Lego, Access, Disability Lego, Access, Disability

How One Blind Man’s Persistence Made Lego Accessible

If you’re a multinational company, the thing you’ll most care about — other than basic ethics, if you’re one of the good guys — is how many people are buying your product. More sales means more money, and more money means more options.

So it’s surprising how slow most companies are to realise the importance of accessibility. In the UK alone, people with disabilities have an estimated purchasing power of £249bn. Yet industries from music to movies to games to technology are slow to realise the necessity for making change to take advantage of the so-called ‘purple pound.’

The same was true for Lego, everyone’s favourite toy brick builders. Although the Danish company has spent almost 90 years enthralling people young and old with its adventurous building sets, the boxes — often made up of thousands of pieces — were only accompanied by instructions in pictures.

 

Brain training

That’s no good if you’re blind.

But blind kids fell in love with the product nonetheless. One such person was Matthew Shifrin, whose babysitter found a box of Lego bricks by the side of the road when he was five years old. He told the Washington Post (WP) that just driving his hand into the box and feeling the pieces created a lifelong devotion — something that expanded his creativity, and provided him with “wonderful brain training.”

Why? Because, as he adds to the paper: “Blind people have trouble with spatial reasoning and spatial awareness, and Lego lets you go piece by piece to put a room together.”

 

Low-tech solution

Lego didn’t think it would be possible to adapt their instructions to meet blind people’s needs.

But it turns out Shifrin already had a solution. As a gift for his 13th birthday, his sitter, Lilya Finkel, gifted him a ‘Battle of Alamut’ set. Most importantly, she spent an inordinate amount of time inventing a unique name for each of the more than 800 pieces, and compiling an entire binder of instructions in Braille that spelled out how to fit the pieces together.

This was the first time Shifrin was able to build a set on his own. And he was blown away.

“If you’re told all your life or know deep down that you couldn’t do something — and then suddenly there’s a way for you to do it …” he told WP, trailing off.

“It’s just an incredible feeling.”

The pair then worked on instructions for around 45 lego sets, each of which took a month to do, and published them on a site called Lego for the Blind.

 

High-tech application

After a while, Shifrin decided to approach Lego directly to see if they would pick up his idea. This took perseverance, but after constantly getting in touch with the company’s Creative Play Lab he achieved the impossible: He encouraged Lego to release its own audio and braille building instructions.

The instructions are available online, for free, and explain in English how to put together four sets: Lego Movie 2, Lego City, Lego Friends and Lego Classic. Customers simply need to visit Lego’s website and choose the relevant instructions, feeding the Braille guidelines through a Braille reader.

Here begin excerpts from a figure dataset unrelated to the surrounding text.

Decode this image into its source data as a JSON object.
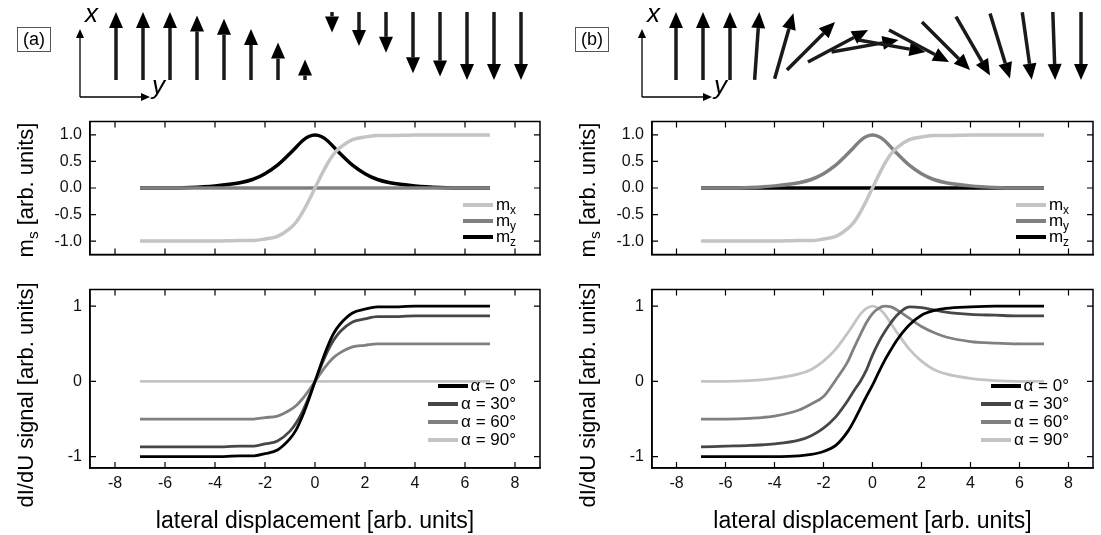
{
  "chart_data": [
    {
      "type": "line",
      "ylabel": "m$_{s}$ [arb. units]",
      "annotations": [
        "(a)",
        "x",
        "y"
      ],
      "x": [
        -7,
        -6,
        -5,
        -4,
        -3,
        -2.5,
        -2,
        -1.5,
        -1,
        -0.75,
        -0.5,
        -0.25,
        0,
        0.25,
        0.5,
        0.75,
        1,
        1.5,
        2,
        2.5,
        3,
        4,
        5,
        6,
        7
      ],
      "xlim": [
        -9,
        9
      ],
      "xticks": [
        -8,
        -6,
        -4,
        -2,
        0,
        2,
        4,
        6,
        8
      ],
      "ylim": [
        -1.25,
        1.25
      ],
      "yticks": [
        {
          "value": -1,
          "label": "-1.0"
        },
        {
          "value": -0.5,
          "label": "-0.5"
        },
        {
          "value": 0,
          "label": "0.0"
        },
        {
          "value": 0.5,
          "label": "0.5"
        },
        {
          "value": 1,
          "label": "1.0"
        }
      ],
      "tick_labels": "y",
      "legend": "bottom right",
      "marker": "none",
      "series": [
        {
          "name": "m$_{x}$",
          "color": "#c4c4c4",
          "values": [
            -1,
            -1,
            -1,
            -1,
            -0.99,
            -0.99,
            -0.96,
            -0.91,
            -0.76,
            -0.64,
            -0.46,
            -0.24,
            0,
            0.24,
            0.46,
            0.64,
            0.76,
            0.91,
            0.96,
            0.99,
            0.99,
            1,
            1,
            1,
            1
          ]
        },
        {
          "name": "m$_{y}$",
          "color": "#808080",
          "values": [
            0,
            0,
            0,
            0,
            0,
            0,
            0,
            0,
            0,
            0,
            0,
            0,
            0,
            0,
            0,
            0,
            0,
            0,
            0,
            0,
            0,
            0,
            0,
            0,
            0
          ]
        },
        {
          "name": "m$_{z}$",
          "color": "#000000",
          "values": [
            0,
            0,
            0.01,
            0.04,
            0.1,
            0.16,
            0.27,
            0.43,
            0.65,
            0.77,
            0.89,
            0.97,
            1,
            0.97,
            0.89,
            0.77,
            0.65,
            0.43,
            0.27,
            0.16,
            0.1,
            0.04,
            0.01,
            0,
            0
          ]
        }
      ]
    },
    {
      "type": "line",
      "ylabel": "m$_{s}$ [arb. units]",
      "annotations": [
        "(b)",
        "x",
        "y"
      ],
      "x": [
        -7,
        -6,
        -5,
        -4,
        -3,
        -2.5,
        -2,
        -1.5,
        -1,
        -0.75,
        -0.5,
        -0.25,
        0,
        0.25,
        0.5,
        0.75,
        1,
        1.5,
        2,
        2.5,
        3,
        4,
        5,
        6,
        7
      ],
      "xlim": [
        -9,
        9
      ],
      "xticks": [
        -8,
        -6,
        -4,
        -2,
        0,
        2,
        4,
        6,
        8
      ],
      "ylim": [
        -1.25,
        1.25
      ],
      "yticks": [
        {
          "value": -1,
          "label": "-1.0"
        },
        {
          "value": -0.5,
          "label": "-0.5"
        },
        {
          "value": 0,
          "label": "0.0"
        },
        {
          "value": 0.5,
          "label": "0.5"
        },
        {
          "value": 1,
          "label": "1.0"
        }
      ],
      "tick_labels": "y",
      "legend": "bottom right",
      "marker": "none",
      "series": [
        {
          "name": "m$_{x}$",
          "color": "#c4c4c4",
          "values": [
            -1,
            -1,
            -1,
            -1,
            -0.99,
            -0.99,
            -0.96,
            -0.91,
            -0.76,
            -0.64,
            -0.46,
            -0.24,
            0,
            0.24,
            0.46,
            0.64,
            0.76,
            0.91,
            0.96,
            0.99,
            0.99,
            1,
            1,
            1,
            1
          ]
        },
        {
          "name": "m$_{y}$",
          "color": "#808080",
          "values": [
            0,
            0,
            0.01,
            0.04,
            0.1,
            0.16,
            0.27,
            0.43,
            0.65,
            0.77,
            0.89,
            0.97,
            1,
            0.97,
            0.89,
            0.77,
            0.65,
            0.43,
            0.27,
            0.16,
            0.1,
            0.04,
            0.01,
            0,
            0
          ]
        },
        {
          "name": "m$_{z}$",
          "color": "#000000",
          "values": [
            0,
            0,
            0,
            0,
            0,
            0,
            0,
            0,
            0,
            0,
            0,
            0,
            0,
            0,
            0,
            0,
            0,
            0,
            0,
            0,
            0,
            0,
            0,
            0,
            0
          ]
        }
      ]
    },
    {
      "type": "line",
      "xlabel": "lateral displacement [arb. units]",
      "ylabel": "dI/dU signal [arb. units]",
      "x": [
        -7,
        -6,
        -5,
        -4,
        -3,
        -2.5,
        -2,
        -1.5,
        -1,
        -0.75,
        -0.5,
        -0.25,
        0,
        0.25,
        0.5,
        0.75,
        1,
        1.5,
        2,
        2.5,
        3,
        4,
        5,
        6,
        7
      ],
      "xlim": [
        -9,
        9
      ],
      "xticks": [
        -8,
        -6,
        -4,
        -2,
        0,
        2,
        4,
        6,
        8
      ],
      "ylim": [
        -1.15,
        1.22
      ],
      "yticks": [
        -1,
        0,
        1
      ],
      "legend": "bottom right",
      "marker": "none",
      "series": [
        {
          "name": "α = 0°",
          "color": "#000000",
          "values": [
            -1,
            -1,
            -1,
            -1,
            -0.99,
            -0.99,
            -0.96,
            -0.91,
            -0.76,
            -0.64,
            -0.46,
            -0.24,
            0,
            0.24,
            0.46,
            0.64,
            0.76,
            0.91,
            0.96,
            0.99,
            0.99,
            1,
            1,
            1,
            1
          ]
        },
        {
          "name": "α = 30°",
          "color": "#474747",
          "values": [
            -0.87,
            -0.87,
            -0.87,
            -0.87,
            -0.86,
            -0.86,
            -0.83,
            -0.79,
            -0.66,
            -0.55,
            -0.4,
            -0.21,
            0,
            0.21,
            0.4,
            0.55,
            0.66,
            0.79,
            0.83,
            0.86,
            0.86,
            0.87,
            0.87,
            0.87,
            0.87
          ]
        },
        {
          "name": "α = 60°",
          "color": "#808080",
          "values": [
            -0.5,
            -0.5,
            -0.5,
            -0.5,
            -0.5,
            -0.5,
            -0.48,
            -0.46,
            -0.38,
            -0.32,
            -0.23,
            -0.12,
            0,
            0.12,
            0.23,
            0.32,
            0.38,
            0.46,
            0.48,
            0.5,
            0.5,
            0.5,
            0.5,
            0.5,
            0.5
          ]
        },
        {
          "name": "α = 90°",
          "color": "#c4c4c4",
          "values": [
            0,
            0,
            0,
            0,
            0,
            0,
            0,
            0,
            0,
            0,
            0,
            0,
            0,
            0,
            0,
            0,
            0,
            0,
            0,
            0,
            0,
            0,
            0,
            0,
            0
          ]
        }
      ]
    },
    {
      "type": "line",
      "xlabel": "lateral displacement [arb. units]",
      "ylabel": "dI/dU signal [arb. units]",
      "x": [
        -7,
        -6,
        -5,
        -4,
        -3,
        -2.5,
        -2,
        -1.5,
        -1,
        -0.75,
        -0.5,
        -0.25,
        0,
        0.25,
        0.5,
        0.75,
        1,
        1.5,
        2,
        2.5,
        3,
        4,
        5,
        6,
        7
      ],
      "xlim": [
        -9,
        9
      ],
      "xticks": [
        -8,
        -6,
        -4,
        -2,
        0,
        2,
        4,
        6,
        8
      ],
      "ylim": [
        -1.15,
        1.22
      ],
      "yticks": [
        -1,
        0,
        1
      ],
      "legend": "bottom right",
      "marker": "none",
      "series": [
        {
          "name": "α = 0°",
          "color": "#000000",
          "values": [
            -1,
            -1,
            -1,
            -1,
            -0.99,
            -0.97,
            -0.93,
            -0.85,
            -0.66,
            -0.52,
            -0.36,
            -0.2,
            -0.05,
            0.12,
            0.28,
            0.42,
            0.55,
            0.75,
            0.88,
            0.94,
            0.97,
            0.99,
            1,
            1,
            1
          ]
        },
        {
          "name": "α = 30°",
          "color": "#474747",
          "values": [
            -0.87,
            -0.86,
            -0.85,
            -0.83,
            -0.78,
            -0.72,
            -0.62,
            -0.47,
            -0.25,
            -0.12,
            0,
            0.15,
            0.35,
            0.52,
            0.66,
            0.78,
            0.88,
            0.99,
            0.98,
            0.95,
            0.92,
            0.89,
            0.88,
            0.87,
            0.87
          ]
        },
        {
          "name": "α = 60°",
          "color": "#808080",
          "values": [
            -0.5,
            -0.5,
            -0.49,
            -0.46,
            -0.38,
            -0.3,
            -0.2,
            0.02,
            0.27,
            0.45,
            0.62,
            0.78,
            0.9,
            0.97,
            1,
            0.99,
            0.95,
            0.84,
            0.73,
            0.65,
            0.59,
            0.53,
            0.51,
            0.5,
            0.5
          ]
        },
        {
          "name": "α = 90°",
          "color": "#c4c4c4",
          "values": [
            0,
            0,
            0.01,
            0.04,
            0.1,
            0.16,
            0.27,
            0.43,
            0.65,
            0.77,
            0.89,
            0.97,
            1,
            0.97,
            0.89,
            0.77,
            0.65,
            0.43,
            0.27,
            0.16,
            0.1,
            0.04,
            0.01,
            0,
            0
          ]
        }
      ]
    }
  ]
}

The result of almost two years of work alongside employees, the Austrian Research Institute for Artificial Intelligence, and Shifrin, who acted as a paid consultant, the new instructions are made from the same 3D representations of the sets used to make current picture guides. Lego has developed a way of using this information to (mostly) automate the process.

In the future, it’s hoped that Lego will be able to fully automate the instruction process and provide braille and audio instructions with every Lego product.

Lego’s creative director, Fenella Blaize Charity, told WP that it was something they’d always wanted to address — how to make Lego for visually impaired and blind children, so that “as many kids as possible” could enjoy the Lego experience.

“That’s the goal: We want to make Lego something that every kid can tap into,” Charity added.